One year and lots of aggressive marketing later, the Creative Cloud apps have undergone major refreshes, both inwardly and outwardly, as they move into their second year of service with Creative Cloud 2014. One of the greatest advantages of CC is its update cycle. I've had my subscription for no more than 3 months, and in this time I have already been bugged 3-4 times by the CC manager app to download and install updates. Along with that there is also the rather obvious matter of choice. Anytime you decide you don't require a service anymore, you'll be able to drop it within 30 days of your decision, depending on the plan you selected, keeping sunk costs to a minimum. What's not to like?

As a photographer who also dabbles in abit of video and audio production from time to time, I primarily use Lightroom and Photoshop, along with Premiere Pro and Audition once in awhile. As my main tool, Lightroom can today still be purchased and function on its own as a One-Time License, for which I'm grateful. Subscribing to Lightroom through CC, however, unlocks Lightroom Mobile on the iPad, allowing you to sort your photos and do rudimentary edits (exposure, contrast, color/B&W, etc) on the go. This is great for the mid level professionals who have back to back schedules but don't necessarily have a team yet to hand the processing and editing to, post-shoot. CC subscriptions also allows users to use companion mobile apps like Photoshop Mix and Adobe Sketch with Photoshop CC, or Adobe Premiere Clip with Premiere Pro CC, powerful and accurate tools to help you capture those creative brain farts wherever you are.

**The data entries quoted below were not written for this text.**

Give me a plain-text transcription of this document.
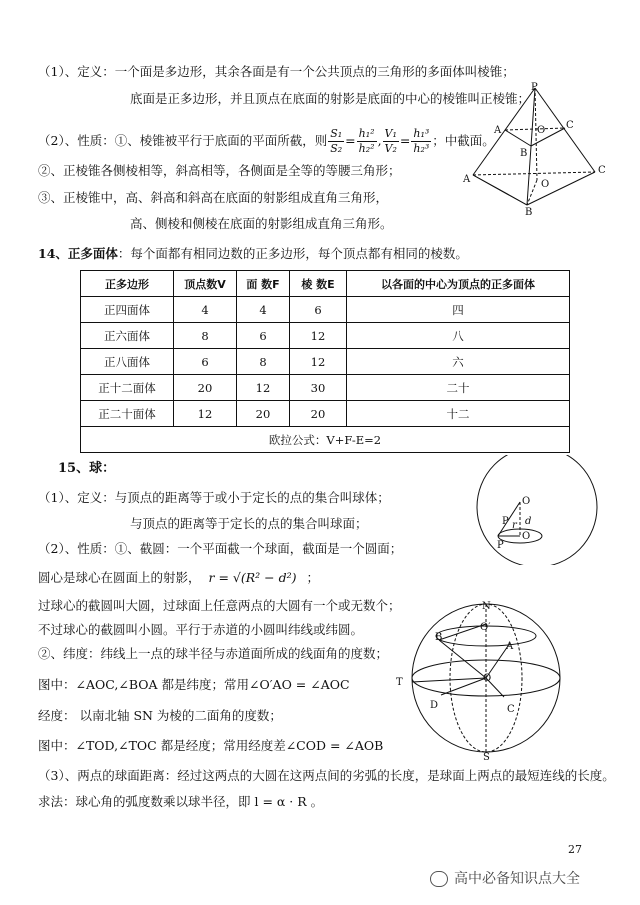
（1）、定义：一个面是多边形，其余各面是有一个公共顶点的三角形的多面体叫棱锥；
底面是正多边形，并且顶点在底面的射影是底面的中心的棱锥叫正棱锥；
（2）、性质：①、棱锥被平行于底面的平面所截，则 $\frac{\text{S₁}}{\text{S₂}} = \frac{\text{h₁²}}{\text{h₂²}}$ , $\frac{\text{V₁}}{\text{V₂}} = \frac{\text{h₁³}}{\text{h₂³}}$ ；中截面。
②、正棱锥各侧棱相等，斜高相等，各侧面是全等的等腰三角形；
③、正棱锥中，高、斜高和斜高在底面的射影组成直角三角形，
高、侧棱和侧棱在底面的射影组成直角三角形。
P
A	C
O
B
A	O
C
B
14、正多面体：每个面都有相同边数的正多边形，每个顶点都有相同的棱数。
正多边形	顶点数V	面 数F	棱 数E	以各面的中心为顶点的正多面体
正四面体	4	4	6	四
正六面体	8	6	12	八
正八面体	6	8	12	六
正十二面体	20	12	30	二十
正二十面体	12	20	20	十二
欧拉公式：V+F-E=2				
15、球：
（1）、定义：与顶点的距离等于或小于定长的点的集合叫球体；
与顶点的距离等于定长的点的集合叫球面；
（2）、性质：①、截圆：一个平面截一个球面，截面是一个圆面；
圆心是球心在圆面上的射影， r = √(R² − d²) ；
过球心的截圆叫大圆，过球面上任意两点的大圆有一个或无数个；
不过球心的截圆叫小圆。平行于赤道的小圆叫纬线或纬圆。
②、纬度：纬线上一点的球半径与赤道面所成的线面角的度数；
图中：∠AOC,∠BOA 都是纬度；常用∠O′AO = ∠AOC
经度： 以南北轴 SN 为棱的二面角的度数；
图中：∠TOD,∠TOC 都是经度；常用经度差∠COD = ∠AOB
（3）、两点的球面距离：经过这两点的大圆在这两点间的劣弧的长度，是球面上两点的最短连线的长度。
求法：球心角的弧度数乘以球半径，即 l = α · R 。
O
P r d
O
P
N
B
O′
A
T	O
D	C
S
27
高中必备知识点大全
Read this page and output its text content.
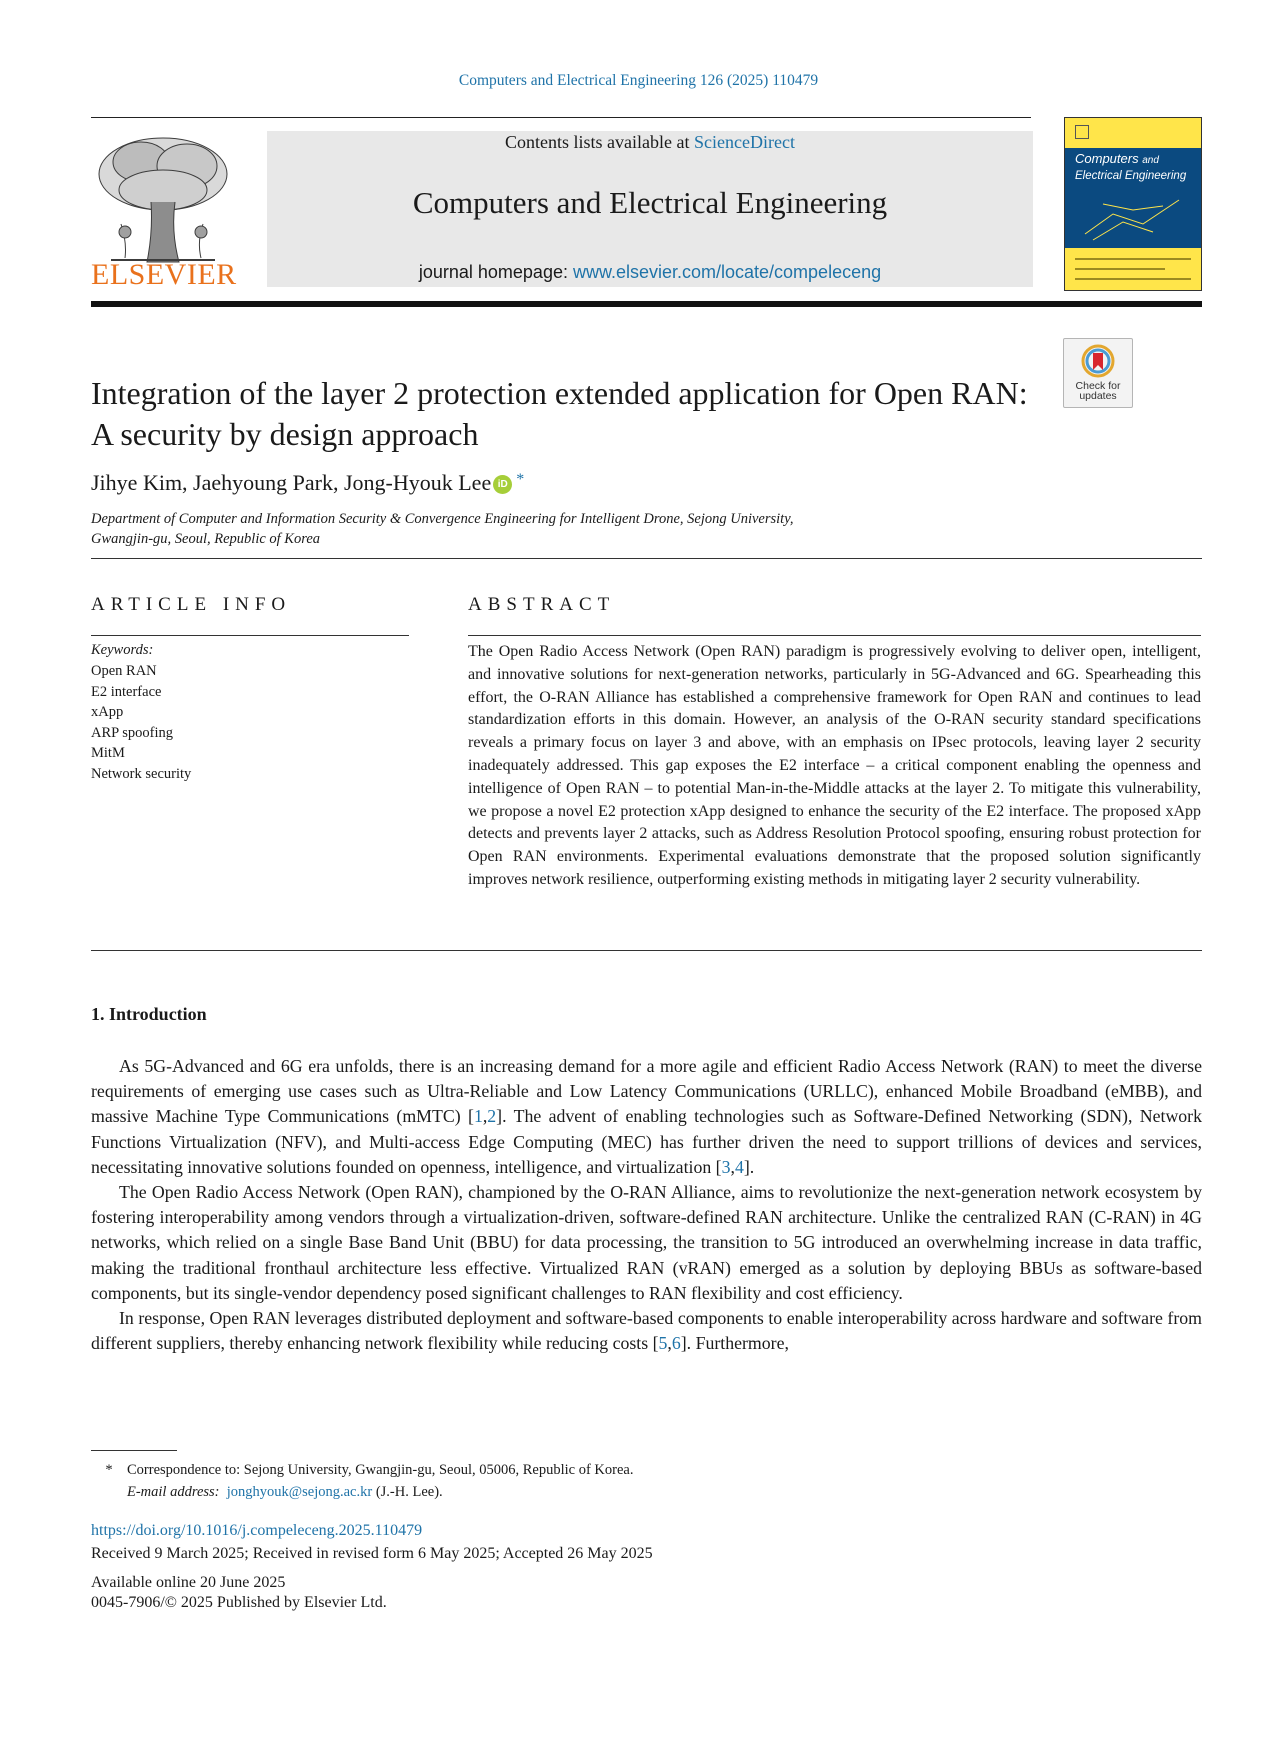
Computers and Electrical Engineering 126 (2025) 110479
ELSEVIER
Contents lists available at ScienceDirect
Computers and Electrical Engineering
journal homepage: www.elsevier.com/locate/compeleceng
Computers and
Electrical Engineering
Check for updates
Integration of the layer 2 protection extended application for Open RAN: A security by design approach
Jihye Kim, Jaehyoung Park, Jong-Hyouk Lee iD *
Department of Computer and Information Security & Convergence Engineering for Intelligent Drone, Sejong University, Gwangjin-gu, Seoul, Republic of Korea
ARTICLE INFO
Keywords:
Open RAN
E2 interface
xApp
ARP spoofing
MitM
Network security
ABSTRACT
The Open Radio Access Network (Open RAN) paradigm is progressively evolving to deliver open, intelligent, and innovative solutions for next-generation networks, particularly in 5G-Advanced and 6G. Spearheading this effort, the O-RAN Alliance has established a comprehensive framework for Open RAN and continues to lead standardization efforts in this domain. However, an analysis of the O-RAN security standard specifications reveals a primary focus on layer 3 and above, with an emphasis on IPsec protocols, leaving layer 2 security inadequately addressed. This gap exposes the E2 interface – a critical component enabling the openness and intelligence of Open RAN – to potential Man-in-the-Middle attacks at the layer 2. To mitigate this vulnerability, we propose a novel E2 protection xApp designed to enhance the security of the E2 interface. The proposed xApp detects and prevents layer 2 attacks, such as Address Resolution Protocol spoofing, ensuring robust protection for Open RAN environments. Experimental evaluations demonstrate that the proposed solution significantly improves network resilience, outperforming existing methods in mitigating layer 2 security vulnerability.
1. Introduction

As 5G-Advanced and 6G era unfolds, there is an increasing demand for a more agile and efficient Radio Access Network (RAN) to meet the diverse requirements of emerging use cases such as Ultra-Reliable and Low Latency Communications (URLLC), enhanced Mobile Broadband (eMBB), and massive Machine Type Communications (mMTC) [1,2]. The advent of enabling technologies such as Software-Defined Networking (SDN), Network Functions Virtualization (NFV), and Multi-access Edge Computing (MEC) has further driven the need to support trillions of devices and services, necessitating innovative solutions founded on openness, intelligence, and virtualization [3,4].

The Open Radio Access Network (Open RAN), championed by the O-RAN Alliance, aims to revolutionize the next-generation network ecosystem by fostering interoperability among vendors through a virtualization-driven, software-defined RAN architecture. Unlike the centralized RAN (C-RAN) in 4G networks, which relied on a single Base Band Unit (BBU) for data processing, the transition to 5G introduced an overwhelming increase in data traffic, making the traditional fronthaul architecture less effective. Virtualized RAN (vRAN) emerged as a solution by deploying BBUs as software-based components, but its single-vendor dependency posed significant challenges to RAN flexibility and cost efficiency.

In response, Open RAN leverages distributed deployment and software-based components to enable interoperability across hardware and software from different suppliers, thereby enhancing network flexibility while reducing costs [5,6]. Furthermore,

* Correspondence to: Sejong University, Gwangjin-gu, Seoul, 05006, Republic of Korea.
E-mail address: jonghyouk@sejong.ac.kr (J.-H. Lee).
https://doi.org/10.1016/j.compeleceng.2025.110479
Received 9 March 2025; Received in revised form 6 May 2025; Accepted 26 May 2025
Available online 20 June 2025
0045-7906/© 2025 Published by Elsevier Ltd.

At this point I need to shout about Adobe's incredible subscription plan for photographers. Keeping in mind that a single app subscription, ie. an ala carte selection, is S$26/month, the Photographers plan gives you the latest versions of Lightroom, Lightroom Mobile, Photoshop CC and Photoshop Mix - basically the complete set of desktop and mobile tools available from Adobe that a photographer will need to function - for S$13/month. If you haven't already done the math, that is half the price of 1 app for 2 apps and their mobile companions. Even if you find zero use and interest for Lightroom, you would have to be frighteningly stupid not to take up this deal.

CC apps, I have noticed, also boot up faster than its predecessors, probably due to tightened code. This is surely a welcome change for efficiency maniacs (come on, say it loud and proud) or those like me who want to execute an idea snappily, before the inspired processes or creativity slips our minds. Yes, it's a thing. It happens. No, you don't have to be old and forgetful to experience this.

Because Photoshop is to me a secondary tool that I only use for more complicated operations like image stitching, image stacking or HDR blending, I haven't had much opportunity to explore the great new features of Photoshop CC 2014, like automatic searches and downloads of missing fonts from the Typekit library, new blur motion effects and focus masking.